Remove Sora C2PA Content Credentials

OpenAI Sora attaches a C2PA Content Credentials manifest to every video frame and still image it produces. The manifest contains the claim_generator string, signing certificate, and assertions linking the output to your OpenAI account. Once you share a Sora frame on social or in a client deck, that manifest goes with it — anyone with a free C2PA viewer can read it. GhostMeta detects the Sora signature in the JPEG APP11 segment, shows you what's there, then strips it via canvas re-encode. Inside a Sora JPEG, the manifest lives in one or more APP11 segments that reassemble into a single JUMBF superbox: a c2pa claim box, a hard-binding hash assertion bound to the pixel data, and a signature box holding a certificate-chain (COSE) signature. Because the binding is a hash, even a light crop or filter applied later leaves a broken-but-still-present manifest that a viewer flags as tampered rather than absent — which can look worse than an untouched credential. Stock libraries and ad networks that scan uploads on ingest increasingly read this box and either label the asset, push it to manual review, or reject it outright, so a single un-stripped Sora frame can stall an entire batch submission.

FAQ

Does Sora embed identifiable info?

Sora's C2PA manifest carries a claim_generator string, the signing certificate chain, and timestamped assertions. It does not embed your raw OpenAI email by default, but the chain ties the output to OpenAI as the producer.

Will Sora videos still play after stripping?

Yes. The C2PA manifest sits in metadata containers — its removal does not affect the H.264/H.265 stream. For video frames exported as stills, GhostMeta handles the JPEG normally.

Can I still verify the image is real after stripping?

No — that is the point. C2PA is a provenance chain. Once stripped, no third-party tool can prove the image came from Sora. Only strip when you control the publishing context.

Where exactly does Sora store the C2PA data in a JPEG frame?
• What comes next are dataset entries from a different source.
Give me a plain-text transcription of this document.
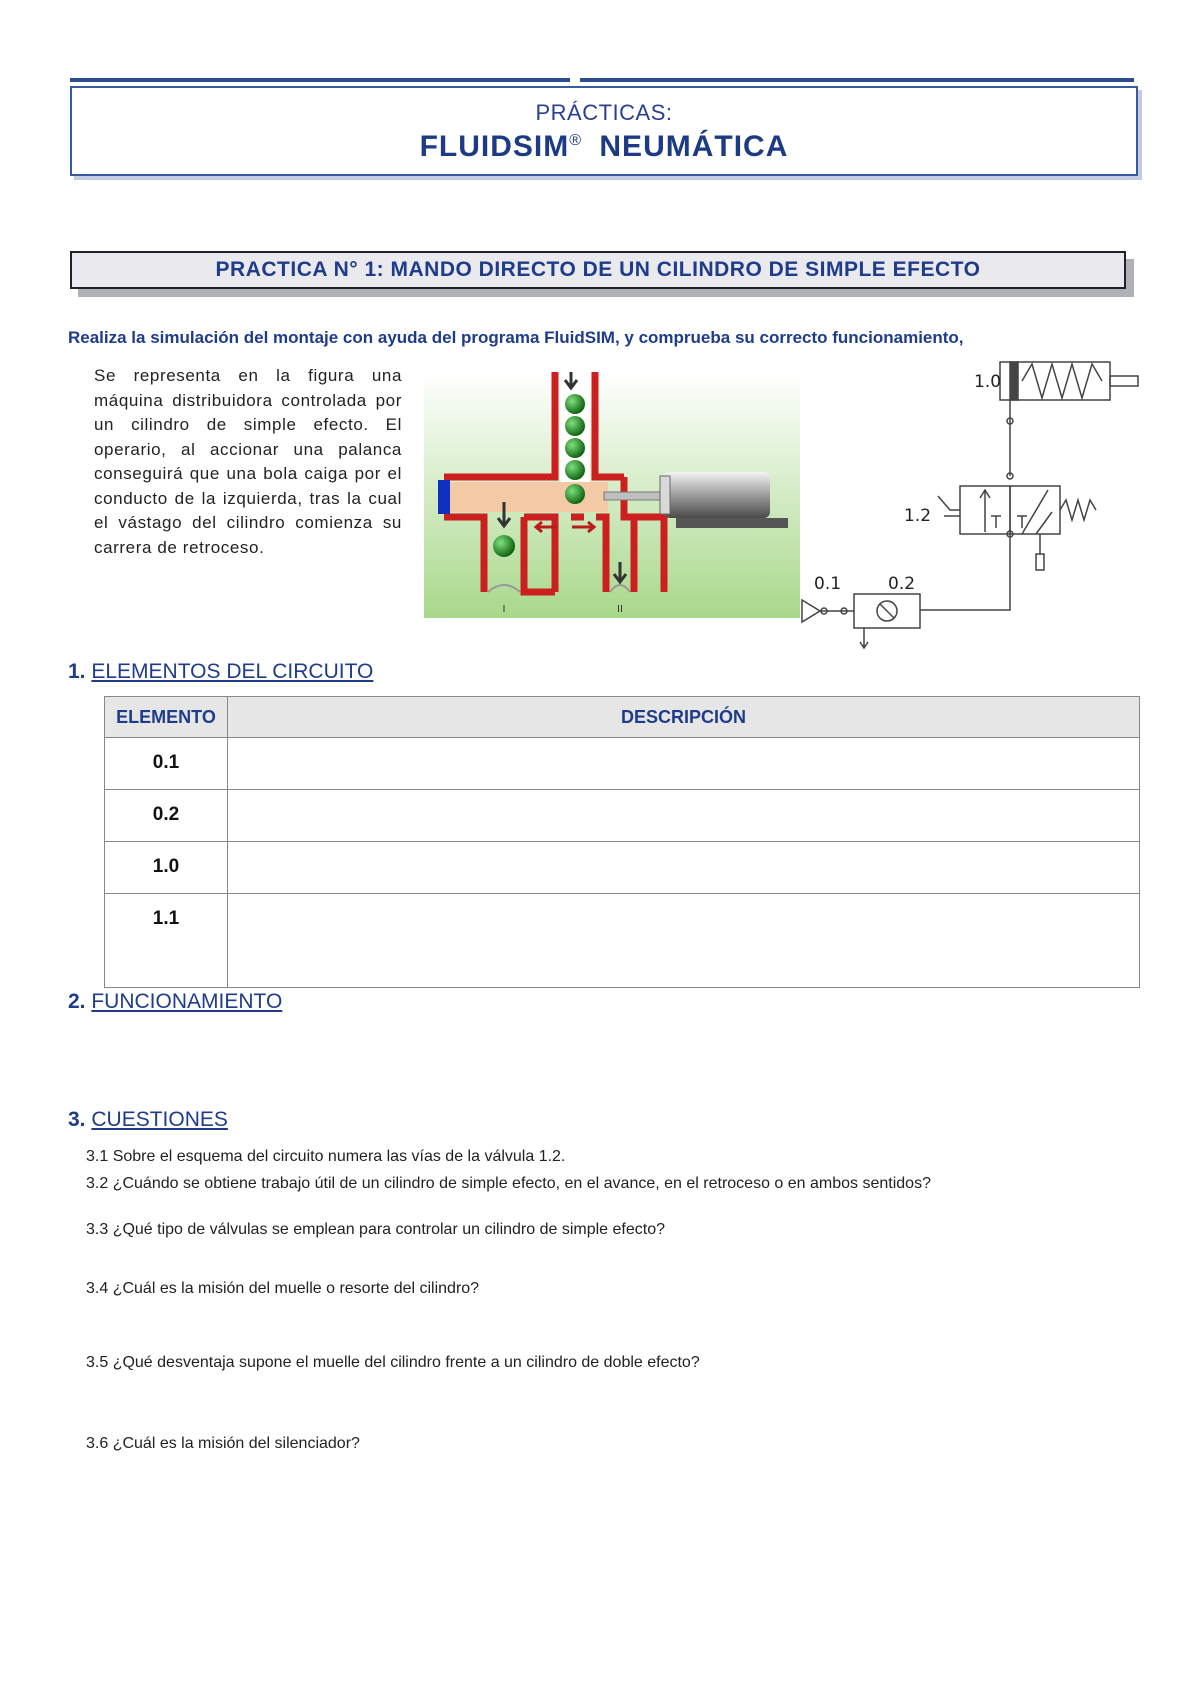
PRÁCTICAS:
FLUIDSIM® NEUMÁTICA
PRACTICA N° 1: MANDO DIRECTO DE UN CILINDRO DE SIMPLE EFECTO
Realiza la simulación del montaje con ayuda del programa FluidSIM, y comprueba su correcto funcionamiento,
Se representa en la figura una máquina distribuidora controlada por un cilindro de simple efecto. El operario, al accionar una palanca conseguirá que una bola caiga por el conducto de la izquierda, tras la cual el vástago del cilindro comienza su carrera de retroceso.
I	II
1.0
1.2
0.1	0.2
1. ELEMENTOS DEL CIRCUITO
ELEMENTO	DESCRIPCIÓN
0.1	
0.2	
1.0	
1.1	
2. FUNCIONAMIENTO
3. CUESTIONES
3.1 Sobre el esquema del circuito numera las vías de la válvula 1.2.
3.2 ¿Cuándo se obtiene trabajo útil de un cilindro de simple efecto, en el avance, en el retroceso o en ambos sentidos?
3.3 ¿Qué tipo de válvulas se emplean para controlar un cilindro de simple efecto?
3.4 ¿Cuál es la misión del muelle o resorte del cilindro?
3.5 ¿Qué desventaja supone el muelle del cilindro frente a un cilindro de doble efecto?
3.6 ¿Cuál es la misión del silenciador?
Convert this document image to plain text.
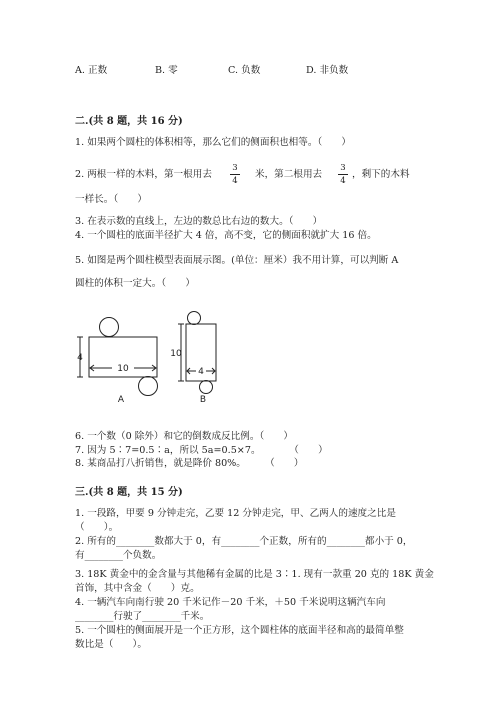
A. 正数	B. 零	C. 负数	D. 非负数
二.(共 8 题，共 16 分)
1. 如果两个圆柱的体积相等，那么它们的侧面积也相等。（　　）
2. 两根一样的木料，第一根用去
3
4
米，第二根用去
3
4
，剩下的木料
一样长。（　　）
3. 在表示数的直线上，左边的数总比右边的数大。（　　）
4. 一个圆柱的底面半径扩大 4 倍，高不变，它的侧面积就扩大 16 倍。
5. 如图是两个圆柱模型表面展示图。(单位：厘米）我不用计算，可以判断 A
圆柱的体积一定大。（　　）
4
10
10
4
A	B
6. 一个数（0 除外）和它的倒数成反比例。（　　）
7. 因为 5∶7=0.5∶a，所以 5a=0.5×7。　　　　（　　）
8. 某商品打八折销售，就是降价 80%。　　　（　　）
三.(共 8 题，共 15 分)
1. 一段路，甲要 9 分钟走完，乙要 12 分钟走完，甲、乙两人的速度之比是
（　　）。
2. 所有的________数都大于 0，有________个正数，所有的________都小于 0，
有________个负数。
3. 18K 黄金中的金含量与其他稀有金属的比是 3∶1. 现有一款重 20 克的 18K 黄金
首饰，其中含金（　　）克。
4. 一辆汽车向南行驶 20 千米记作－20 千米，＋50 千米说明这辆汽车向
________行驶了________千米。
5. 一个圆柱的侧面展开是一个正方形，这个圆柱体的底面半径和高的最简单整
数比是（　　）。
It sits in the APP11 marker segments, not APP1 (which holds EXIF/XMP). C2PA splits a manifest larger than 64KB across several APP11 segments that a reader concatenates into one JUMBF box, identified by the 'JP' marker and a box-instance number. GhostMeta walks the JPEG segment list, recognises every APP11 fragment as part of the Sora manifest, and drops them all on canvas re-encode so no partial box survives.

If I crop a Sora frame in a normal editor, is the credential gone?

No. A basic crop only changes the pixels; the APP11 manifest is copied through by most editors untouched. Worse, the hard-binding hash no longer matches the new pixels, so a C2PA viewer reports the asset as modified rather than clean. To actually clear it you need to remove the JUMBF box, which is what GhostMeta does by re-encoding from a bare canvas with no metadata carried over.

Does stripping a single exported Sora still also remove its 'soft binding'?

GhostMeta removes everything stored in the file: the APP11/JUMBF manifest, plus any EXIF, XMP or IPTC. What it cannot remove is a soft binding — a fingerprint Sora may compute from the pixels and register server-side — because that is not data inside your file and would survive re-encoding. For metadata-based provenance, though, a re-encoded frame carries no readable C2PA at all.